Halfeti'nin tarihi M.Ö. 855 yılına dayanıyor. O zamanlar Asur kralı tarafından Şitamrat ismi verilerek kurulmuş. Tarih boyunca pek çok uygarlığa tanıklık etmiş. Hitit, Med, Pers, Makedon, Selevkos ve Partların egemenliği altına girmiş gizemli... Çağlar boyunca ismi hep değişmiş. Yunanlılar gelmiş, Urima demiş, Süryaniler ise Kal'a Rhomeyta. Yakın tarihe geçildiğinde ise, 1292 yılında Memluklular tarafından ele geçirilip yine ismi değiştirilmiş. Kal'atül Müslimin adı verilen şehir, Yavuz Sultan Selim ile Osmanlılara geçmiş ve bugün de kullanılan Rumkale adını almış. Ancak Osmanlı döneminde şehir önemini kaybedince yerleşim alanı karşı sahile taşınmış.
SULAR ALTINDA KALDI
1954 yılında ilçe haline gelen Halfeti, Birecik Barajı'nın yapımı ve taşması sonucu 2000 yılında sular altında kaldı. Bugün terk edilmiş haldeki Savaşan Köyü, eski Halfeti olarak geçiyor.
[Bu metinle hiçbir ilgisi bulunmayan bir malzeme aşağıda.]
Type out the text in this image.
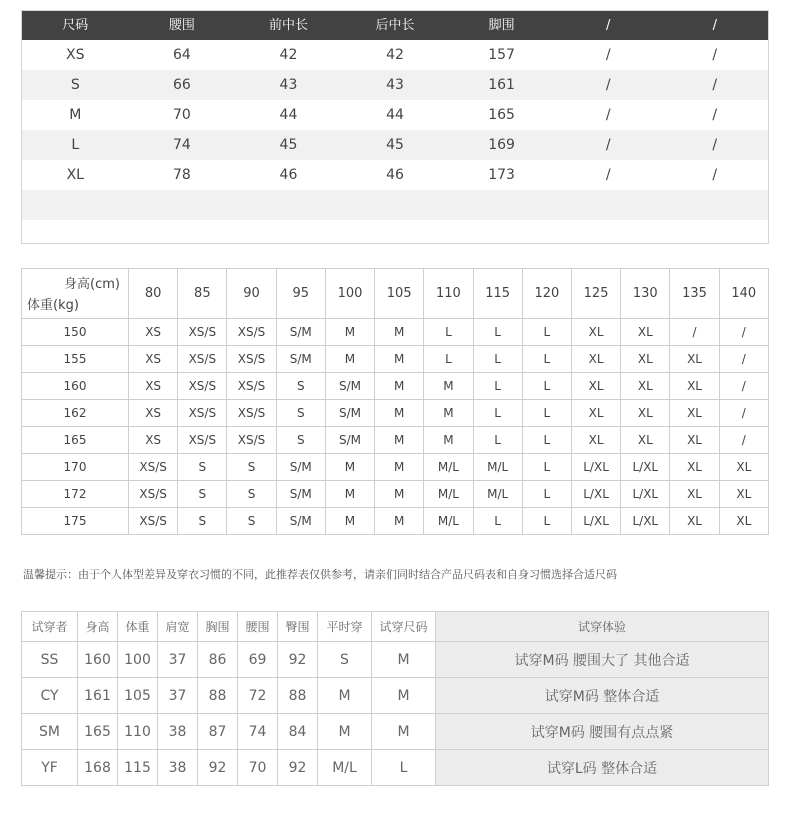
尺码	腰围	前中长	后中长	脚围	/	/
XS	64	42	42	157	/	/
S	66	43	43	161	/	/
M	70	44	44	165	/	/
L	74	45	45	169	/	/
XL	78	46	46	173	/	/
身高(cm)
体重(kg)	80	85	90	95	100	105	110	115	120	125	130	135	140
150	XS	XS/S	XS/S	S/M	M	M	L	L	L	XL	XL	/	/
155	XS	XS/S	XS/S	S/M	M	M	L	L	L	XL	XL	XL	/
160	XS	XS/S	XS/S	S	S/M	M	M	L	L	XL	XL	XL	/
162	XS	XS/S	XS/S	S	S/M	M	M	L	L	XL	XL	XL	/
165	XS	XS/S	XS/S	S	S/M	M	M	L	L	XL	XL	XL	/
170	XS/S	S	S	S/M	M	M	M/L	M/L	L	L/XL	L/XL	XL	XL
172	XS/S	S	S	S/M	M	M	M/L	M/L	L	L/XL	L/XL	XL	XL
175	XS/S	S	S	S/M	M	M	M/L	L	L	L/XL	L/XL	XL	XL
温馨提示：由于个人体型差异及穿衣习惯的不同，此推荐表仅供参考，请亲们同时结合产品尺码表和自身习惯选择合适尺码
试穿者	身高	体重	肩宽	胸围	腰围	臀围	平时穿	试穿尺码	试穿体验
SS	160	100	37	86	69	92	S	M	试穿M码 腰围大了 其他合适
CY	161	105	37	88	72	88	M	M	试穿M码 整体合适
SM	165	110	38	87	74	84	M	M	试穿M码 腰围有点点紧
YF	168	115	38	92	70	92	M/L	L	试穿L码 整体合适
Su basması sonucu taşınan evler ise yaşamın devam ettiği yeni Halfeti'yi oluşturdu. Halfeti'nin sular altında kalmasıyla buraya ilgi de arttı. Geçen yıllarda yerli ve yabancı turistler tekne turları ile bu kayıp kenti görmeye geldi. Gaziantep ile Şanlıurfa'nın tam ortasında olup, Şanlıurfa'ya bağlı olan Halfeti ilçesi, Uluslararası Cittaslow Birliği tarafından 2013 yılında, bugüne kadar dünyada yalnızca 264 şehrin almış olduğu 'Cittaslow' yani 'Sakin Şehir' unvanına layık görüldü. Bugün, Savaşan Köyü'nun sular altında olması, insanların yerini yurdunu terk etmesi anlamında hüzünlü olsa da, turizm hareketliliği yaratması açısından belki de faydalı olmuş. Tekne turu sırasında Fırat Nehri'nden geçerken su altında kalan Ulu Cami'nin minaresi ve Rumkale görülebiliyor.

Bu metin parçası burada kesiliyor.